- Ben J. Clarke
- Posts
- Longer Lives and AI Babies
Longer Lives and AI Babies
Parenting is changing. We're waiting later to start, working more and leaning on tech to help. AI is coming, too, obviously.
Not so very long ago, before the pandemic put a dent in life expectancy statistics, the developed world was grappling with a peculiarly optimistic question - what happens when we all live a lot longer? That optimism is justified. In 1980, people in the rich world could expect to live for about 74 years. Now, we can expect to reach 82.
There are huge questions around what this means for healthcare resources, acceptable retirement ages, productivity, and so on. But one thing is clear - longer lives mean more people walking the Earth, so we'll need either more space or fewer babies. (Although, an urban, childless and, paradoxically, nooky-filled life solves for both. A small piece of me seethes with envy).
Fatherhood has put babies on my mind a lot over the past little while, but they were brought to the fore recently when I was shown some AI products aimed at parents. Many were educational and development products - the kind where my child interacts with an AI instead of me - that sent shivers down my spine, caused my skin to crawl and made me wonder if the term "foundercide" might be added to the English lexicon. Others were the sort of things that seem like good ideas to anyone without children but are obviously useless to anyone who has them.
My favourite of this latter sort was an AI-augmented crib that listens to the baby cry and translates what the crying means. That's an ostensibly excellent and achievable thing - babies really do make different cries when they're hungry vs. in discomfort vs. outright pain. You can even tell when the pain is in the upper GI tract (acid reflux) or the bowel (trapped wind), and you can tell because eons of evolution have given your hearing the ability to learn and adapt to your baby's specific cries.

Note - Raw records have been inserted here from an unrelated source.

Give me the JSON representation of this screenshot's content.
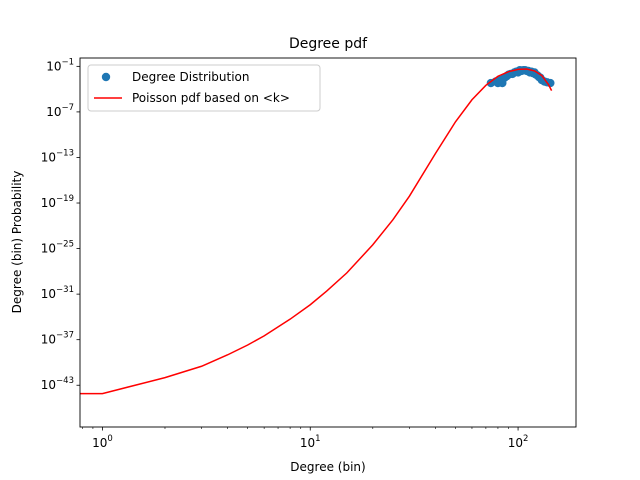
{
  "chart_data": {
    "type": "scatter",
    "title": "Degree pdf",
    "xlabel": "Degree (bin)",
    "ylabel": "Degree (bin) Probability",
    "xscale": "log",
    "yscale": "log",
    "xlim": [
      0.78,
      190
    ],
    "ylim_exponent": [
      -48.5,
      0.1
    ],
    "x_ticks": [
      {
        "base": "10",
        "exp": "0",
        "value": 1
      },
      {
        "base": "10",
        "exp": "1",
        "value": 10
      },
      {
        "base": "10",
        "exp": "2",
        "value": 100
      }
    ],
    "y_ticks": [
      {
        "base": "10",
        "exp": "−1",
        "exp_value": -1
      },
      {
        "base": "10",
        "exp": "−7",
        "exp_value": -7
      },
      {
        "base": "10",
        "exp": "−13",
        "exp_value": -13
      },
      {
        "base": "10",
        "exp": "−19",
        "exp_value": -19
      },
      {
        "base": "10",
        "exp": "−25",
        "exp_value": -25
      },
      {
        "base": "10",
        "exp": "−31",
        "exp_value": -31
      },
      {
        "base": "10",
        "exp": "−37",
        "exp_value": -37
      },
      {
        "base": "10",
        "exp": "−43",
        "exp_value": -43
      }
    ],
    "legend_position": "upper-left",
    "series": [
      {
        "name": "Degree Distribution",
        "kind": "scatter",
        "color": "#1f77b4",
        "points": [
          {
            "x": 74,
            "log10y": -3.2
          },
          {
            "x": 78,
            "log10y": -3.0
          },
          {
            "x": 80,
            "log10y": -3.2
          },
          {
            "x": 82,
            "log10y": -2.8
          },
          {
            "x": 84,
            "log10y": -3.2
          },
          {
            "x": 86,
            "log10y": -2.5
          },
          {
            "x": 88,
            "log10y": -2.3
          },
          {
            "x": 90,
            "log10y": -2.1
          },
          {
            "x": 92,
            "log10y": -2.0
          },
          {
            "x": 94,
            "log10y": -2.0
          },
          {
            "x": 96,
            "log10y": -1.8
          },
          {
            "x": 98,
            "log10y": -1.7
          },
          {
            "x": 100,
            "log10y": -1.8
          },
          {
            "x": 102,
            "log10y": -1.5
          },
          {
            "x": 104,
            "log10y": -1.6
          },
          {
            "x": 106,
            "log10y": -1.5
          },
          {
            "x": 108,
            "log10y": -1.5
          },
          {
            "x": 110,
            "log10y": -1.6
          },
          {
            "x": 112,
            "log10y": -1.6
          },
          {
            "x": 114,
            "log10y": -1.8
          },
          {
            "x": 116,
            "log10y": -1.7
          },
          {
            "x": 118,
            "log10y": -1.9
          },
          {
            "x": 120,
            "log10y": -1.8
          },
          {
            "x": 122,
            "log10y": -2.1
          },
          {
            "x": 124,
            "log10y": -2.2
          },
          {
            "x": 126,
            "log10y": -2.4
          },
          {
            "x": 128,
            "log10y": -2.5
          },
          {
            "x": 130,
            "log10y": -2.8
          },
          {
            "x": 134,
            "log10y": -3.0
          },
          {
            "x": 138,
            "log10y": -3.1
          },
          {
            "x": 143,
            "log10y": -3.2
          }
        ]
      },
      {
        "name": "Poisson pdf based on <k>",
        "kind": "line",
        "color": "#ff0000",
        "points": [
          {
            "x": 0.78,
            "log10y": -44.1
          },
          {
            "x": 1,
            "log10y": -44.1
          },
          {
            "x": 2,
            "log10y": -42.0
          },
          {
            "x": 3,
            "log10y": -40.5
          },
          {
            "x": 4,
            "log10y": -39.0
          },
          {
            "x": 5,
            "log10y": -37.7
          },
          {
            "x": 6,
            "log10y": -36.5
          },
          {
            "x": 8,
            "log10y": -34.3
          },
          {
            "x": 10,
            "log10y": -32.4
          },
          {
            "x": 12,
            "log10y": -30.6
          },
          {
            "x": 15,
            "log10y": -28.2
          },
          {
            "x": 20,
            "log10y": -24.5
          },
          {
            "x": 25,
            "log10y": -21.2
          },
          {
            "x": 30,
            "log10y": -18.1
          },
          {
            "x": 40,
            "log10y": -12.5
          },
          {
            "x": 50,
            "log10y": -8.3
          },
          {
            "x": 60,
            "log10y": -5.4
          },
          {
            "x": 70,
            "log10y": -3.5
          },
          {
            "x": 80,
            "log10y": -2.3
          },
          {
            "x": 90,
            "log10y": -1.7
          },
          {
            "x": 100,
            "log10y": -1.4
          },
          {
            "x": 110,
            "log10y": -1.35
          },
          {
            "x": 120,
            "log10y": -1.6
          },
          {
            "x": 130,
            "log10y": -2.2
          },
          {
            "x": 140,
            "log10y": -3.4
          },
          {
            "x": 145,
            "log10y": -4.2
          }
        ]
      }
    ]
  }
}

It doesn't work straight away - you need a couple of weeks before your ear gets itself in tune with your screaming offspring - but the little poop-machine will give you so much practice you'll want to staple your head to a freight train. The AI crib will thus be totally redundant.
One thing that will never be redundant, though, is your baby's name. It's going to be with them for a very long time, so you have to do well at picking it, and that's bloody hard. My wife and I built a long list of about three thousand names that we liked a bit, and for several months, we had a shortlist of precisely zero. It was never a case of narrowing down our options, but of realising that none of our options were any good.

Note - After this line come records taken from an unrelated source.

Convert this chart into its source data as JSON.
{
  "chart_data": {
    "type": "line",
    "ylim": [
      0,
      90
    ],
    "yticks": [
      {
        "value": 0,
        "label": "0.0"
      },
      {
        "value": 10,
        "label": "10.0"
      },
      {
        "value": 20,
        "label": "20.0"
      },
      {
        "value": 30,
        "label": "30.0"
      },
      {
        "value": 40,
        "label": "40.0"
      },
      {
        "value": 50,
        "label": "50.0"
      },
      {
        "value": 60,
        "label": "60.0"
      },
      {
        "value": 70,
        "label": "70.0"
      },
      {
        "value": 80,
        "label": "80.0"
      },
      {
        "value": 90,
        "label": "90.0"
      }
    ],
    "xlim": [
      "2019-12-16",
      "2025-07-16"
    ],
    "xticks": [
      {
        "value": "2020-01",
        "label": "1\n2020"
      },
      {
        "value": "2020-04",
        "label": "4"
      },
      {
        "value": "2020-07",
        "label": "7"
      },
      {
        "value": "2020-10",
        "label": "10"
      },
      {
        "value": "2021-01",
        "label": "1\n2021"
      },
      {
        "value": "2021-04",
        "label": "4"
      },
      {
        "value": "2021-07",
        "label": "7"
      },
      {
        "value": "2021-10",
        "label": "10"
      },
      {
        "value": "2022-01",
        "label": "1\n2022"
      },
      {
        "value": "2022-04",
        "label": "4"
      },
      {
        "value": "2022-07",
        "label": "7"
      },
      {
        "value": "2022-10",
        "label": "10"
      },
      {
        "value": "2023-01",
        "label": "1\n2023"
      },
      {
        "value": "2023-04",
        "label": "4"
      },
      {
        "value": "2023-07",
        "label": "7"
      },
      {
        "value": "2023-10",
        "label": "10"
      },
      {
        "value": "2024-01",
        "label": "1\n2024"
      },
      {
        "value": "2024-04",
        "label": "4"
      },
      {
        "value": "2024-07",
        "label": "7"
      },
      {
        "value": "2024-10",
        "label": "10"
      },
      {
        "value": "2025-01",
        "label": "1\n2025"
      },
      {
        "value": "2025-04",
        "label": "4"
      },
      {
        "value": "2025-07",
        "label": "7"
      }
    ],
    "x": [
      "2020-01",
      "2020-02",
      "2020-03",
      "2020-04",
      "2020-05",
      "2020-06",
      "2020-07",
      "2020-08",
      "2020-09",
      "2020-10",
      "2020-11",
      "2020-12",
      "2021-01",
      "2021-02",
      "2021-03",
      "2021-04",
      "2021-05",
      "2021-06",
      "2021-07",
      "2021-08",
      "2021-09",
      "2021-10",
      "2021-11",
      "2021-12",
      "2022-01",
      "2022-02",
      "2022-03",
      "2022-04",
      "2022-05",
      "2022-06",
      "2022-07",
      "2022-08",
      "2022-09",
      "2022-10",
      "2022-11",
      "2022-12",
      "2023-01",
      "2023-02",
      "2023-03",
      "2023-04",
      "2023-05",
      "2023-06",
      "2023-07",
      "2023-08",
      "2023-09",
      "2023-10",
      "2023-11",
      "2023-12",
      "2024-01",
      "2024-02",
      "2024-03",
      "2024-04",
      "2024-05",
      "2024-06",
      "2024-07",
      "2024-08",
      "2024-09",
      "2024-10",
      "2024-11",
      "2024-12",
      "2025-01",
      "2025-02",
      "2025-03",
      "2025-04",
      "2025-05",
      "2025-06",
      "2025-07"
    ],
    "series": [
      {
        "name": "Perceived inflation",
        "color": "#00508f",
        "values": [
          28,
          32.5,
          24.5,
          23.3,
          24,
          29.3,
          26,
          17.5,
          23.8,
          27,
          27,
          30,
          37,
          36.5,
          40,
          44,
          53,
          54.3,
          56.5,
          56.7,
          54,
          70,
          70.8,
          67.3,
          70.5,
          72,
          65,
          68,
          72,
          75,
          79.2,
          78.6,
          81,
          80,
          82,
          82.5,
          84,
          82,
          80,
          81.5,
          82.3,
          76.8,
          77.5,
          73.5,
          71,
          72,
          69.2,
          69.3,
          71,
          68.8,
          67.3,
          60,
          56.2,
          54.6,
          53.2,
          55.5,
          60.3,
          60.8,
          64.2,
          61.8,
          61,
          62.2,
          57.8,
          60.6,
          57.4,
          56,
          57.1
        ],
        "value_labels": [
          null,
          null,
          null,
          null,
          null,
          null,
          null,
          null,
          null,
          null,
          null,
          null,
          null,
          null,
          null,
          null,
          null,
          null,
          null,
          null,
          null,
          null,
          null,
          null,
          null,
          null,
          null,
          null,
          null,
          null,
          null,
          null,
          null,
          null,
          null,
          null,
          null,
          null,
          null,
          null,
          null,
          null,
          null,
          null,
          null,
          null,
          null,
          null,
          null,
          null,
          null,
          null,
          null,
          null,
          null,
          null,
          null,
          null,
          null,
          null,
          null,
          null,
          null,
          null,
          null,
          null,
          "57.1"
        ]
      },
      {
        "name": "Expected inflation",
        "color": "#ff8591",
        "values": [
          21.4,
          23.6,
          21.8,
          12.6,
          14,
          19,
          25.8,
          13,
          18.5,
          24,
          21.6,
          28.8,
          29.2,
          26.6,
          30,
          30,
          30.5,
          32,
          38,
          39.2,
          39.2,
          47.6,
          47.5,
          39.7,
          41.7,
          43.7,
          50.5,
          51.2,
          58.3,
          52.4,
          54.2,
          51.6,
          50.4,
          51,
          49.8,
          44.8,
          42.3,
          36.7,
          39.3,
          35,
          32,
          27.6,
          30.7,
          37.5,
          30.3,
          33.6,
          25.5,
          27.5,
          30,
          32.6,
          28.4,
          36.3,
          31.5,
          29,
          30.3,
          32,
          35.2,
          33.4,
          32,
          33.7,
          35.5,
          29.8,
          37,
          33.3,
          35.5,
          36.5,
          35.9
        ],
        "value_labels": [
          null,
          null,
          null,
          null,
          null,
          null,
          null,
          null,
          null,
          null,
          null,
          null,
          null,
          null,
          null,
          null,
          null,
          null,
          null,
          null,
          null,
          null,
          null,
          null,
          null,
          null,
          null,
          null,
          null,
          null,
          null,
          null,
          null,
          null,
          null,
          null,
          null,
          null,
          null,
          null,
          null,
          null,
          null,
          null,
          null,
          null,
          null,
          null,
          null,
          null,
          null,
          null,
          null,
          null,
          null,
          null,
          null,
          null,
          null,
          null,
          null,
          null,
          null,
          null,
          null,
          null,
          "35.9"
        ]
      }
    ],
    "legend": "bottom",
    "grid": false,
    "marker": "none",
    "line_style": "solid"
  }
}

You want a name that's unique, but not pretentious or hard to pronounce or something Elon would go for. You want it to fit with your families' heritages but in the modern West, that means accounting for multiple heritages, and few names do that. But mostly, you want a name that suits your baby, but until the baby arrives you can't possibly know what will. It's no wonder that people turn to baby name consultants.

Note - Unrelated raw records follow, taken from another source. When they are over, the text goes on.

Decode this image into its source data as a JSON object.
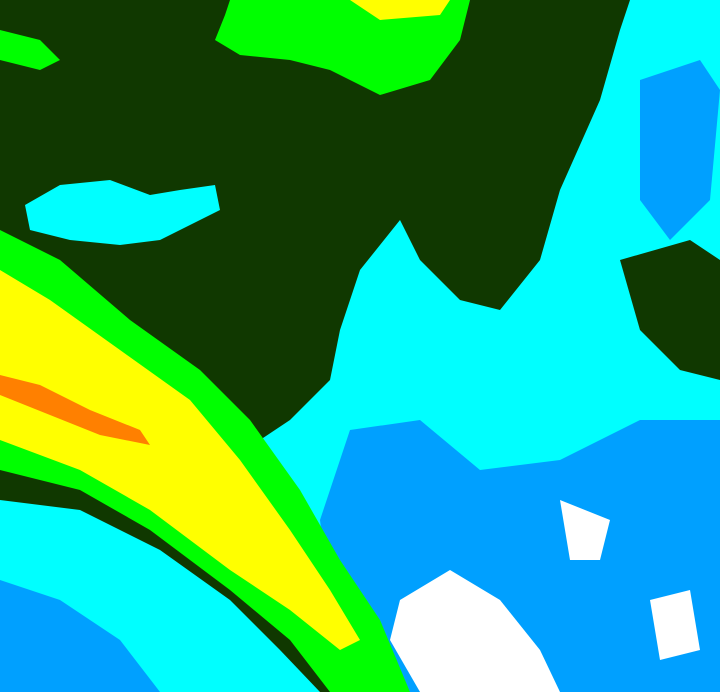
{
  "map": {
    "kind": "satellite-cloud-classification",
    "palette": {
      "background": "#103800",
      "cyan": "#00ffff",
      "blue": "#00a0ff",
      "green": "#00ff00",
      "lime": "#80ff00",
      "yellow": "#ffff00",
      "orange": "#ff8000",
      "white": "#ffffff"
    }
  }
}
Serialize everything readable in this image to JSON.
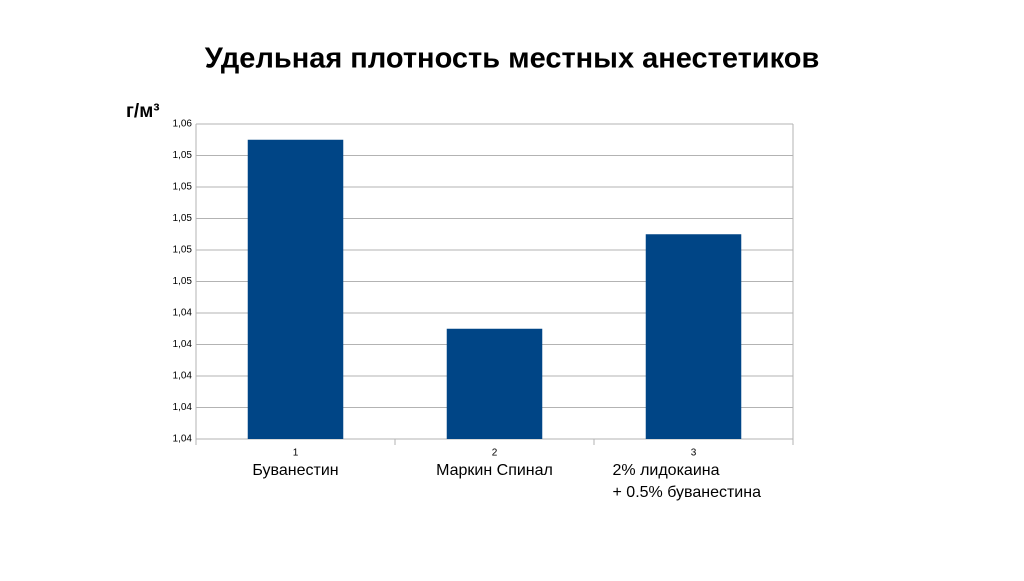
{
  "chart_data": {
    "type": "bar",
    "title": "Удельная плотность местных анестетиков",
    "y_unit": "г/м³",
    "categories": [
      "1",
      "2",
      "3"
    ],
    "category_names": [
      [
        "Буванестин"
      ],
      [
        "Маркин Спинал"
      ],
      [
        "2%  лидокаина",
        "+ 0.5%  буванестина"
      ]
    ],
    "values": [
      1.055,
      1.043,
      1.049
    ],
    "color": "#004586",
    "ylim": [
      1.036,
      1.056
    ],
    "yticks": [
      {
        "value": 1.036,
        "label": "1,04"
      },
      {
        "value": 1.038,
        "label": "1,04"
      },
      {
        "value": 1.04,
        "label": "1,04"
      },
      {
        "value": 1.042,
        "label": "1,04"
      },
      {
        "value": 1.044,
        "label": "1,04"
      },
      {
        "value": 1.046,
        "label": "1,05"
      },
      {
        "value": 1.048,
        "label": "1,05"
      },
      {
        "value": 1.05,
        "label": "1,05"
      },
      {
        "value": 1.052,
        "label": "1,05"
      },
      {
        "value": 1.054,
        "label": "1,05"
      },
      {
        "value": 1.056,
        "label": "1,06"
      }
    ],
    "grid": true
  }
}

And, yes, baby name consultants are a thing. And, yes, many of them just ask you questions to appear like they're doing something worthwhile - where's your family from? what kind of sports do you like? are you into Greek mythology? - and present you with a list of popular names and a few left-field options.
But the smarter ones have realised that AI can do all this "work" for them. I predict it'll be a real money-spinner. And, no, we didn't use one.